In questo contesto, due elementi si rafforzarono reciprocamente: la cultura umanistica e le
scoperte geografiche. Da un lato, il sapere umanistico promosse la fiducia nelle capacità umane, il
desiderio di conoscenza e la riscoperta delle fonti classiche; dall'altro, le scoperte di nuove terre,
culture e popolazioni portarono una sfida intellettuale senza precedenti, spingendo filosofi,
scienziati e storici a riconsiderare le vecchie certezze geografiche e culturali.
Dalla visione medievale del mondo alla nuova mentalità rinascimentale
Durante il Medioevo, la visione del mondo era fortemente influenzata dalla religione e dal pensiero
scolastico. La cultura medievale era fondata sulla convinzione che il sapere derivasse dall'autorità
divina e che le conoscenze umane dovessero essere subordinate alla teologia cristiana. In questo
contesto, la geografia del mondo conosciuto era limitata e dominata dalle rappresentazioni
simboliche.
La visione del mondo medievale:
o
Le carte geografiche medievali, come le cosiddette mappe T-O, raffiguravano il
mondo come un cerchio diviso in tre continenti (Europa, Asia e Africa) separati da
linee d’acqua a forma di T, con Gerusalemme al centro, a rappresentare la centralità
della fede cristiana.
o
La concezione del mondo si basava su una visione statica e immutabile: il mondo
era considerato un'opera perfetta e definitiva di Dio.
o
Le conoscenze geografiche derivavano principalmente dalle opere di autori classici,
come Tolomeo, e dalle testimonianze di viaggiatori e missionari, come Marco Polo e
i missionari francescani e domenicani.
Con l’avvento dell’Umanesimo, questa concezione cambiò radicalmente:
Superamento della visione statica: L’Umanesimo recuperò l’idea dell’uomo come artefice
del proprio destino. L’uomo era visto come un essere razionale, capace di scoprire la verità
attraverso l’osservazione e l’esperienza.
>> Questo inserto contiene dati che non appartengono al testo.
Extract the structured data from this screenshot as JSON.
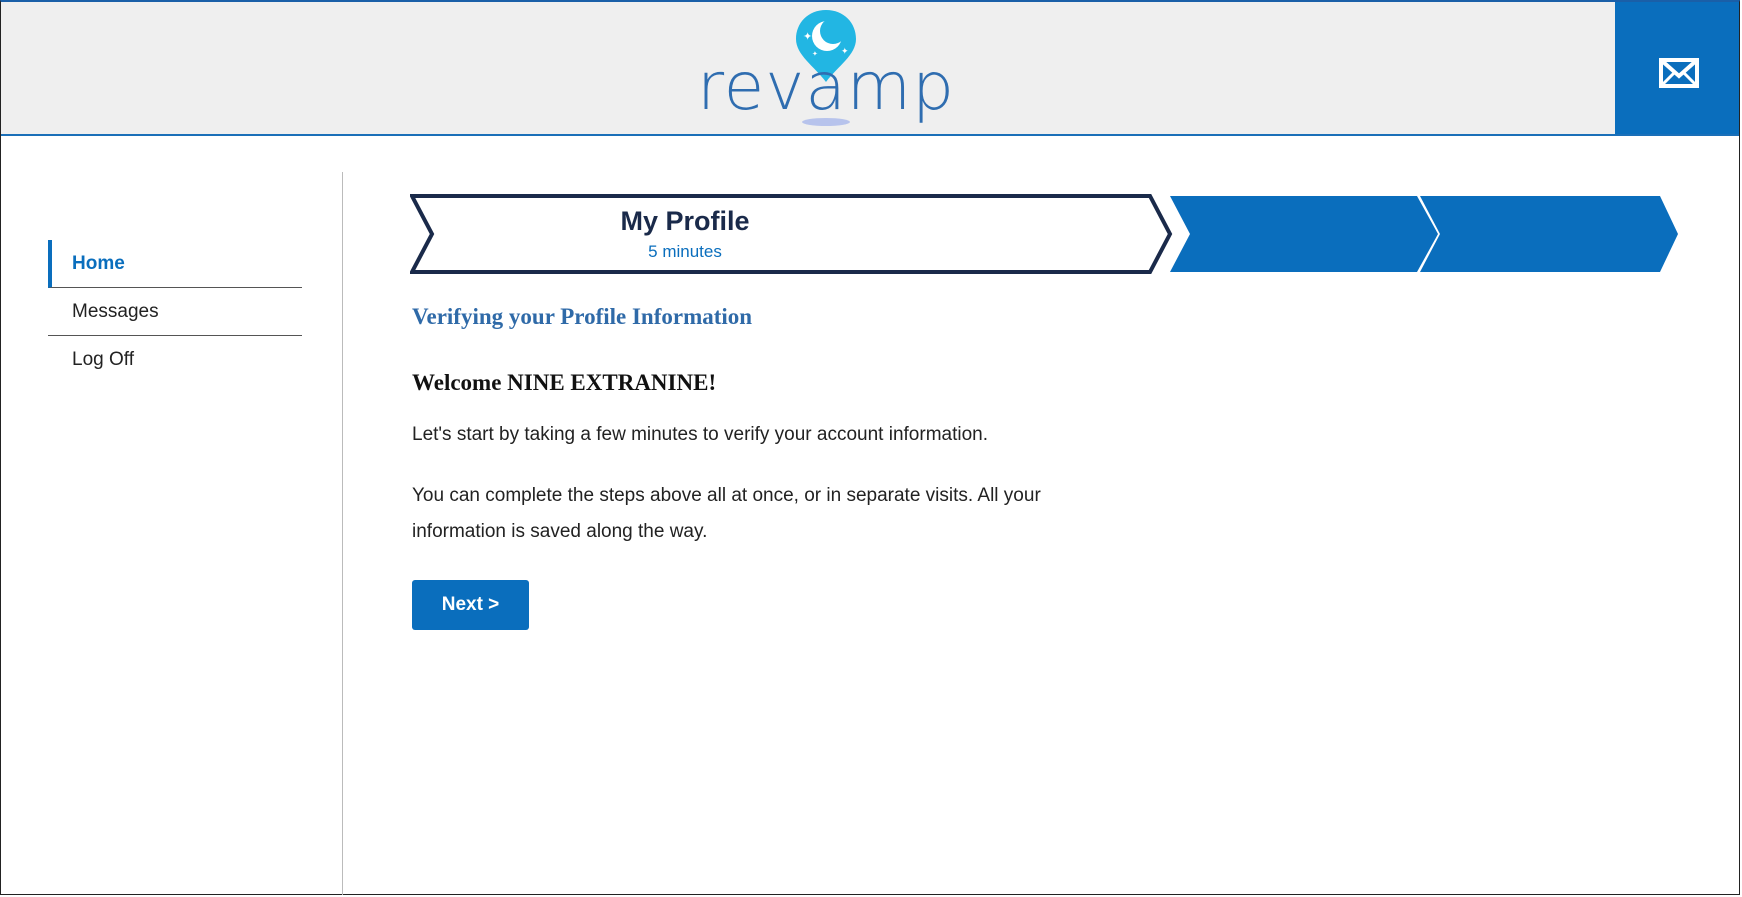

Ritorno alle fonti antiche: La riscoperta delle opere di Tolomeo portò a una nuova
attenzione per la geografia e la cartografia, ma con una differenza cruciale: ora i testi
antichi venivano confrontati con le osservazioni empiriche e con le informazioni raccolte dai
navigatori.
Desiderio di conoscenza: L’interesse per la natura, la scienza e la geografia spinse
studiosi e sovrani a sostenere spedizioni di esplorazione. La consapevolezza di poter
"scoprire" nuove terre portò a una concezione più dinamica e mutevole del mondo.
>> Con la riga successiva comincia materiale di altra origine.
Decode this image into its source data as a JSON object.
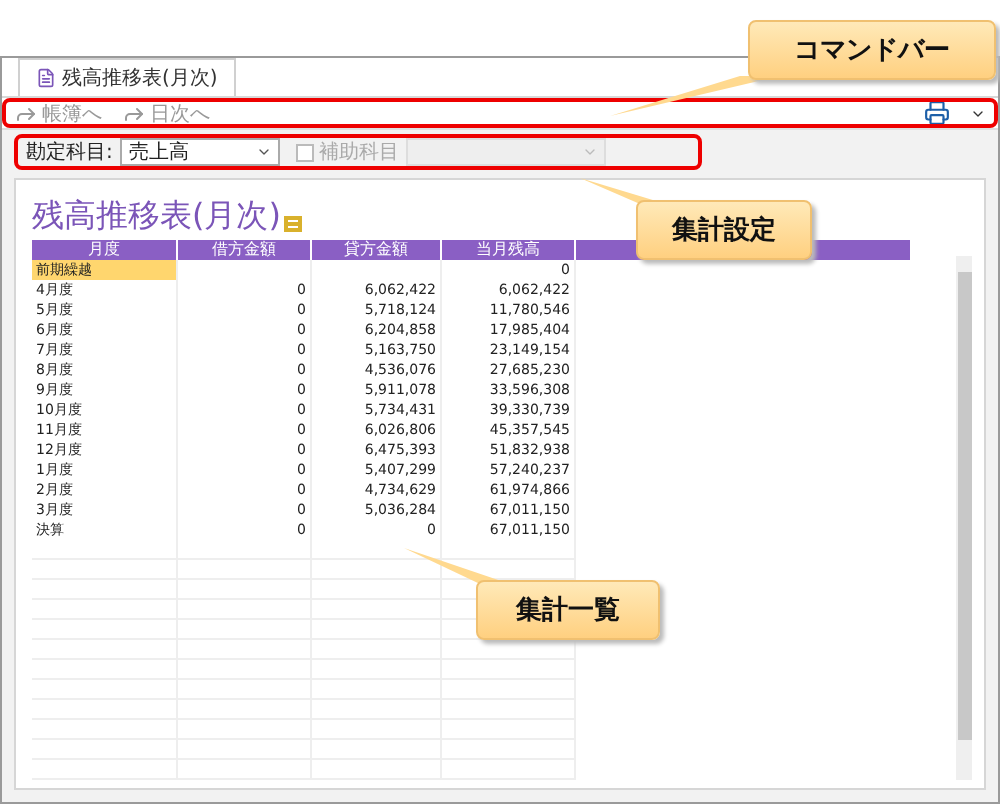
{
  "tab": {
    "label": "残高推移表(月次)",
    "selected": true
  },
  "command_bar": {
    "buttons": [
      "帳簿へ",
      "日次へ"
    ]
  },
  "settings": {
    "account_label": "勘定科目:",
    "account_value": "売上高",
    "sub_account": {
      "label": "補助科目",
      "checked": false,
      "disabled": true
    }
  },
  "report": {
    "title": "残高推移表(月次)",
    "columns": [
      "月度",
      "借方金額",
      "貸方金額",
      "当月残高"
    ],
    "rows": [
      {
        "month": "前期繰越",
        "balance": "0",
        "selected": true
      },
      {
        "month": "4月度",
        "debit": "0",
        "credit": "6,062,422",
        "balance": "6,062,422",
        "selected": false
      },
      {
        "month": "5月度",
        "debit": "0",
        "credit": "5,718,124",
        "balance": "11,780,546",
        "selected": false
      },
      {
        "month": "6月度",
        "debit": "0",
        "credit": "6,204,858",
        "balance": "17,985,404",
        "selected": false
      },
      {
        "month": "7月度",
        "debit": "0",
        "credit": "5,163,750",
        "balance": "23,149,154",
        "selected": false
      },
      {
        "month": "8月度",
        "debit": "0",
        "credit": "4,536,076",
        "balance": "27,685,230",
        "selected": false
      },
      {
        "month": "9月度",
        "debit": "0",
        "credit": "5,911,078",
        "balance": "33,596,308",
        "selected": false
      },
      {
        "month": "10月度",
        "debit": "0",
        "credit": "5,734,431",
        "balance": "39,330,739",
        "selected": false
      },
      {
        "month": "11月度",
        "debit": "0",
        "credit": "6,026,806",
        "balance": "45,357,545",
        "selected": false
      },
      {
        "month": "12月度",
        "debit": "0",
        "credit": "6,475,393",
        "balance": "51,832,938",
        "selected": false
      },
      {
        "month": "1月度",
        "debit": "0",
        "credit": "5,407,299",
        "balance": "57,240,237",
        "selected": false
      },
      {
        "month": "2月度",
        "debit": "0",
        "credit": "4,734,629",
        "balance": "61,974,866",
        "selected": false
      },
      {
        "month": "3月度",
        "debit": "0",
        "credit": "5,036,284",
        "balance": "67,011,150",
        "selected": false
      },
      {
        "month": "決算",
        "debit": "0",
        "credit": "0",
        "balance": "67,011,150",
        "selected": false
      }
    ]
  },
  "callouts": [
    "コマンドバー",
    "集計設定",
    "集計一覧"
  ]
}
La nascita di un nuovo modello economico: il capitalismo mercantile
Le scoperte geografiche non sarebbero state possibili senza la trasformazione dell'economia
europea. Il passaggio dal feudalesimo medievale a un'economia più dinamica e basata sul
commercio internazionale portò alla nascita di un sistema economico noto come capitalismo
mercantile.
Dalla produzione agricola al commercio marittimo: Nel Medioevo, la ricchezza derivava
principalmente dall’agricoltura, ma con il Rinascimento e le esplorazioni geografiche, il
commercio marittimo divenne il motore principale dell’economia.
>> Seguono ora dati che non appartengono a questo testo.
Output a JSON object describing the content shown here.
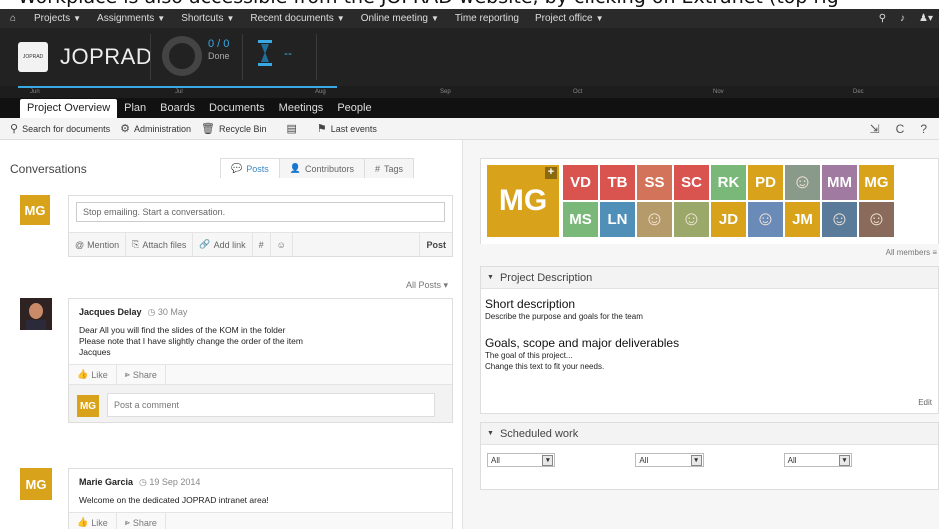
{
  "caption": "Workplace is also accessible from the JOPRAD website, by clicking on Extranet (top rig",
  "topbar": {
    "menu": [
      "Projects",
      "Assignments",
      "Shortcuts",
      "Recent documents",
      "Online meeting",
      "Time reporting",
      "Project office"
    ],
    "menu_dropdowns": [
      true,
      true,
      true,
      true,
      true,
      false,
      true
    ]
  },
  "header": {
    "logo_text": "JOPRAD",
    "project_name": "JOPRAD",
    "count": "0 / 0",
    "count_label": "Done",
    "time_value": "--"
  },
  "timeline": {
    "months": [
      "Jun",
      "Jul",
      "Aug",
      "Sep",
      "Oct",
      "Nov",
      "Dec"
    ],
    "progress": 0.34
  },
  "tabs": [
    "Project Overview",
    "Plan",
    "Boards",
    "Documents",
    "Meetings",
    "People"
  ],
  "active_tab": 0,
  "toolbar": {
    "search": "Search for documents",
    "admin": "Administration",
    "recycle": "Recycle Bin",
    "events": "Last events"
  },
  "conversations": {
    "title": "Conversations",
    "tabs": [
      "Posts",
      "Contributors",
      "Tags"
    ],
    "composer": {
      "avatar": "MG",
      "placeholder": "Stop emailing. Start a conversation.",
      "actions": [
        "Mention",
        "Attach files",
        "Add link",
        "#",
        "☺"
      ],
      "post": "Post"
    },
    "filter": "All Posts",
    "posts": [
      {
        "author": "Jacques Delay",
        "date": "30 May",
        "lines": [
          "Dear All you will find the slides of the KOM in the folder",
          "Please note that I have slightly change the order of the item",
          "Jacques"
        ],
        "like": "Like",
        "share": "Share",
        "comment_avatar": "MG",
        "comment_placeholder": "Post a comment"
      },
      {
        "author": "Marie Garcia",
        "avatar": "MG",
        "date": "19 Sep 2014",
        "lines": [
          "Welcome on the dedicated JOPRAD intranet area!"
        ],
        "like": "Like",
        "share": "Share"
      }
    ]
  },
  "members": {
    "big": "MG",
    "row1": [
      {
        "t": "VD",
        "c": "#d9534f"
      },
      {
        "t": "TB",
        "c": "#d9534f"
      },
      {
        "t": "SS",
        "c": "#d3735a"
      },
      {
        "t": "SC",
        "c": "#d9534f"
      },
      {
        "t": "RK",
        "c": "#7ab87a"
      },
      {
        "t": "PD",
        "c": "#d8a31a"
      },
      {
        "t": "",
        "c": "#8a9a8a"
      },
      {
        "t": "MM",
        "c": "#a07aa0"
      },
      {
        "t": "MG",
        "c": "#d8a31a"
      }
    ],
    "row2": [
      {
        "t": "MS",
        "c": "#7ab87a"
      },
      {
        "t": "LN",
        "c": "#4f8fb8"
      },
      {
        "t": "",
        "c": "#b59a6a"
      },
      {
        "t": "",
        "c": "#9aa86a"
      },
      {
        "t": "JD",
        "c": "#d8a31a"
      },
      {
        "t": "",
        "c": "#6a8ab8"
      },
      {
        "t": "JM",
        "c": "#d8a31a"
      },
      {
        "t": "",
        "c": "#5a7a9a"
      },
      {
        "t": "",
        "c": "#8a6a5a"
      }
    ],
    "all": "All members"
  },
  "project_description": {
    "header": "Project Description",
    "short_title": "Short description",
    "short_text": "Describe the purpose and goals for the team",
    "goals_title": "Goals, scope and major deliverables",
    "goals_lines": [
      "The goal of this project...",
      "Change this text to fit your needs."
    ],
    "edit": "Edit"
  },
  "scheduled_work": {
    "header": "Scheduled work",
    "selects": [
      "All",
      "All",
      "All"
    ]
  }
}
La nascita di una finanza internazionale: Le città italiane (come Firenze e Venezia) e i
Paesi Bassi diventarono centri finanziari mondiali, con la creazione di banche, lettere di
credito e nuovi strumenti finanziari.
La domanda di spezie e metalli preziosi: La domanda di spezie orientali (pepe, cannella,
zenzero) e metalli preziosi (oro e argento) spinse le monarchie europee a cercare nuove
rotte commerciali per accedere direttamente ai mercati asiatici, evitando il monopolio dei
mercanti arabi e veneziani.
Le trasformazioni politiche e il ruolo delle monarchie nazionali
Il XIV e il XV secolo videro la nascita delle prime monarchie nazionali in Europa. Mentre il potere
feudale si indeboliva, re come Ferdinando e Isabella di Spagna, Enrico VII d’Inghilterra e Luigi XI di
Francia consolidarono il loro controllo sui territori e sulle risorse.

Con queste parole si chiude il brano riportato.